Index of cell identity

The ICI was calculated as previously described with some modifications^24,50. Marker genes for adaxial and abaxial cell fate were determined using previously published RNA-seq data²³. Reads were downloaded from the Short Reads Archive (SRA: SRP101301) and aligned to the maize B73 genome v3 using STAR (v.2.7.9a)⁵¹. Reads were counted using HTSeq (v.0.11.2)⁵². Differential expression testing was done using edgeR (v.3.32.1)⁵³ to identify differentially expressed genes between the adaxial and abaxial leaf domains. Marker genes were determined as those genes with a log₂(fold change) > 2 at a Benjamini–Hochberg false discovery rate of 0.05 (Supplementary Table 5). The positive marker genes for the adaxial and abaxial domains determined by edgeR were used to calculate the ICI. A modified formula was used to calculate the gene specificity score s_g for gene g in tissue 1 (t₁) relative to tissue 2 (t₂), where CPM is expression in counts per million for a given tissue⁴⁷.

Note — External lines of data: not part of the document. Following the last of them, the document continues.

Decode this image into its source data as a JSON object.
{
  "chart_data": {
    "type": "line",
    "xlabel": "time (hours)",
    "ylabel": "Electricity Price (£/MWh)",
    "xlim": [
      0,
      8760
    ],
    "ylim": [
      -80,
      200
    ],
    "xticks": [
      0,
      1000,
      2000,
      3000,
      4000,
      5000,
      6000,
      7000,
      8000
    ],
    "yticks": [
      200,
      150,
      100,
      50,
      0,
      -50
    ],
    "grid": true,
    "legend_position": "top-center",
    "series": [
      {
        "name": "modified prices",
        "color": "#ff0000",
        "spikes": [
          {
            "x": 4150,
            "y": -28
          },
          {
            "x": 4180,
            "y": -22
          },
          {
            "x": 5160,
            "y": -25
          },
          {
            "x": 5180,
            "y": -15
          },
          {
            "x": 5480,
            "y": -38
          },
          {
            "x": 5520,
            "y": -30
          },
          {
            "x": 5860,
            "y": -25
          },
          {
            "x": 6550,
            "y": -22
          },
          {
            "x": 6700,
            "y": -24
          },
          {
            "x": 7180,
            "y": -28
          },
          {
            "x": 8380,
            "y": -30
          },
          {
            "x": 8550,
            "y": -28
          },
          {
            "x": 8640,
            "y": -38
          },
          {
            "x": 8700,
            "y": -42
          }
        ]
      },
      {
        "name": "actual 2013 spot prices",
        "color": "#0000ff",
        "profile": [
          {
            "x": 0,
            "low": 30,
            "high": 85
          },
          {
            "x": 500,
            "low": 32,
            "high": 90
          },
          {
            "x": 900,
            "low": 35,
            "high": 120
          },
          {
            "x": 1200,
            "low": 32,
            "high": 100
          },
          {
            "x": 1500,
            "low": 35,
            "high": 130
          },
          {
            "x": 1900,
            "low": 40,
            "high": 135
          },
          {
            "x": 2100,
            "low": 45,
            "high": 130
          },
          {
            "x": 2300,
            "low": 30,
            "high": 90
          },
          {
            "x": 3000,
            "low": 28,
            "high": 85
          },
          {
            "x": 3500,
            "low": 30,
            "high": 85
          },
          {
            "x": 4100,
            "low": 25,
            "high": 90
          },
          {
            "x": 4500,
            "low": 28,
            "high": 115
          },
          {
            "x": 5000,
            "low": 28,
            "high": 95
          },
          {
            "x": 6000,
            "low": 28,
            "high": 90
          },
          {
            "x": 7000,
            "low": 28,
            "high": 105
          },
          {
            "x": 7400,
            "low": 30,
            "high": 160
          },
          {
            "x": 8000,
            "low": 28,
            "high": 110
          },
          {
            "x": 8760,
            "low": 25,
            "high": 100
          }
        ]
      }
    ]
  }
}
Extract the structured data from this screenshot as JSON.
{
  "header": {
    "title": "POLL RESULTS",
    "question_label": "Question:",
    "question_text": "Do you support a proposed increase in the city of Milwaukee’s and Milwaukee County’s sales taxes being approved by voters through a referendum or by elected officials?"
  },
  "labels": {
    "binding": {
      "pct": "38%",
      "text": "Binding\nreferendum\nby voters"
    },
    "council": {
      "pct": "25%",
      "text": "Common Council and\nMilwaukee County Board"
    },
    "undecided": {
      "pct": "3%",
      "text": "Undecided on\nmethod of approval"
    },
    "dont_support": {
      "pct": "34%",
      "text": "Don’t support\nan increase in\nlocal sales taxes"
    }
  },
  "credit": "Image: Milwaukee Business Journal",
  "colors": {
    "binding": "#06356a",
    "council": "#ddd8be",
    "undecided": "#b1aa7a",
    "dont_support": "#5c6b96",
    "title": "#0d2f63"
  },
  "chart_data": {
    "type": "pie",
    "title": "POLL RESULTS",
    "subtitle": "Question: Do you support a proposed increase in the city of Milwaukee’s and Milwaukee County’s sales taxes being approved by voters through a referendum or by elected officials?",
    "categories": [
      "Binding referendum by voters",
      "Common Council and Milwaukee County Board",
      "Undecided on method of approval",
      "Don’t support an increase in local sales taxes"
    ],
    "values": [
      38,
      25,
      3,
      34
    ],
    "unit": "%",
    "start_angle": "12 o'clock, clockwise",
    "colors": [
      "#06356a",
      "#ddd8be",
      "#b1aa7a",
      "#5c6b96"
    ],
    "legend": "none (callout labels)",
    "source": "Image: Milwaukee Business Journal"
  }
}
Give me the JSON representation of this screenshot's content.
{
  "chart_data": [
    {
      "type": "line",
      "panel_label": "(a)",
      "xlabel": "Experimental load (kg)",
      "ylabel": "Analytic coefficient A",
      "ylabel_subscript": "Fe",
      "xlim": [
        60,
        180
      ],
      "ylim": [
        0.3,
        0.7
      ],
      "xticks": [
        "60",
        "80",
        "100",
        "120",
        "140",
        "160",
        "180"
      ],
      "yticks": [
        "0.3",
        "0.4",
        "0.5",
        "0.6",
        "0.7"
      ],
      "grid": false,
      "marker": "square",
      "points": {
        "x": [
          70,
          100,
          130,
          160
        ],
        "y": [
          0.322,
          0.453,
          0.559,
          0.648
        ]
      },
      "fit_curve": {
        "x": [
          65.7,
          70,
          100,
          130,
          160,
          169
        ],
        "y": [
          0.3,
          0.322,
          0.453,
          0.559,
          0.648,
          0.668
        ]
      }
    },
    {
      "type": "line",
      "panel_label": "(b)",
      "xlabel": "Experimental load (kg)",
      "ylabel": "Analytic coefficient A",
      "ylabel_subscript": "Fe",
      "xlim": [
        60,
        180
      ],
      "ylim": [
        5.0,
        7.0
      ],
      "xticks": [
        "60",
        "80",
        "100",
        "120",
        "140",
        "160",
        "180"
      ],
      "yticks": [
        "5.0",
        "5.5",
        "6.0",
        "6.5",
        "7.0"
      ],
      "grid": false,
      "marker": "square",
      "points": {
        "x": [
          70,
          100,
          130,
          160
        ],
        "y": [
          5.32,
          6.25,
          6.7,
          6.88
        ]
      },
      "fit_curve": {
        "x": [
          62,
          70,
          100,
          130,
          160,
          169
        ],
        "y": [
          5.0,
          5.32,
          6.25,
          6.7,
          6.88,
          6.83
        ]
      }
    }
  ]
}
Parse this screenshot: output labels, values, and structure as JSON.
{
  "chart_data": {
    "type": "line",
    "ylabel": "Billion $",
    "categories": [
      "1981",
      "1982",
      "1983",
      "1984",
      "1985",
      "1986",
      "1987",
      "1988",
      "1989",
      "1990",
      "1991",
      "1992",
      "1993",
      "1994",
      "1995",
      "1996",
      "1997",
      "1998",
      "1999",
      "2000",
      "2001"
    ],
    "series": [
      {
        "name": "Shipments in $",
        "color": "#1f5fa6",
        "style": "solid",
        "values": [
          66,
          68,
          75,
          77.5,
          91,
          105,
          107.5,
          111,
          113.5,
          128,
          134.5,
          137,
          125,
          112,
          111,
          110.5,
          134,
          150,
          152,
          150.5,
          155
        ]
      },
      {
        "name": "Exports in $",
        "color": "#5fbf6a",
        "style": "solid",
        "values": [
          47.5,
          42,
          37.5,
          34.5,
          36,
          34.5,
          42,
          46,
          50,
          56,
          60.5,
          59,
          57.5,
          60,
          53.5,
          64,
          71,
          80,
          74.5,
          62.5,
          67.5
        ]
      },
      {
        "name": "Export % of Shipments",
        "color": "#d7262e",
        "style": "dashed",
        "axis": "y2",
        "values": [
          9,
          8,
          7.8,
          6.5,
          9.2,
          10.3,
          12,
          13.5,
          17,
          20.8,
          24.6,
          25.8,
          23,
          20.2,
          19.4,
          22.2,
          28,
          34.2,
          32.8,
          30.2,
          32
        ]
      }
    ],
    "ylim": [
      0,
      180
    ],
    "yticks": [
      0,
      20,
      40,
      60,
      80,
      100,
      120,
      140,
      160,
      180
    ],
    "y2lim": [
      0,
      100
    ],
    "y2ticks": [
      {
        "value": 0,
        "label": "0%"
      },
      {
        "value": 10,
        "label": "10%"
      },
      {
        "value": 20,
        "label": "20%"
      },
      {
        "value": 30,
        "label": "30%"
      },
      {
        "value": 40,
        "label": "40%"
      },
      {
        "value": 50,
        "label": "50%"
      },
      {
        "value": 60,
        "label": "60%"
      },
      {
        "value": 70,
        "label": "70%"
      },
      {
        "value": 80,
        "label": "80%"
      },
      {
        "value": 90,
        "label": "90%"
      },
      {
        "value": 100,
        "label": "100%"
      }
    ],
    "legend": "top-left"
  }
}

$$s_{g,t_1} = \frac{{{\mathrm{CPM}}_{t_1} - {\mathrm{CPM}}_{t_2}}}{{{\mathrm{CPM}}_{t_1} + {\mathrm{CPM}}_{t_2}}}$$

Following calculation of s_g, ICI for each cell was calculated using the following formula:

$${\mathrm{ICI}}_{t_1} = \mathop {\sum}\limits_g^{nt_1} {\frac{{e_g \times s_{g,t_1}}}{{n_{t_1}}} \times \mathop {\sum}\limits_g^{n_{t_1}} {\frac{{{\mathrm{expressed}}(g)}}{{n_{t_1}}}} }$$

Where e_g is the expression level of gene g in a given cell, \(n_{t_1}\) is the total number of marker genes for tissue 1 expressed in that cell, and expressed(g) gives the number of expressed marker genes for tissue 1 in that cell. To determine whether a cell had a significant ICI value for that tissue, a null distribution of ICI scores was created by assigning a random set of genes as tissue marker genes, equivalent in number to the differentially expressed marker genes for each tissue, and the ICI for each tissue calculated for a total of 1,000 permutations. The experimental ICI values for each cell and tissue were then compared with the null distribution of ICI. Experimental ICI values above the fifth percentile of null values were deemed significant and cells were thereby assigned to adaxial, abaxial or mixed cell identity.

Reporting summary

Further information on research design is available in the Nature Portfolio Reporting Summary linked to this article.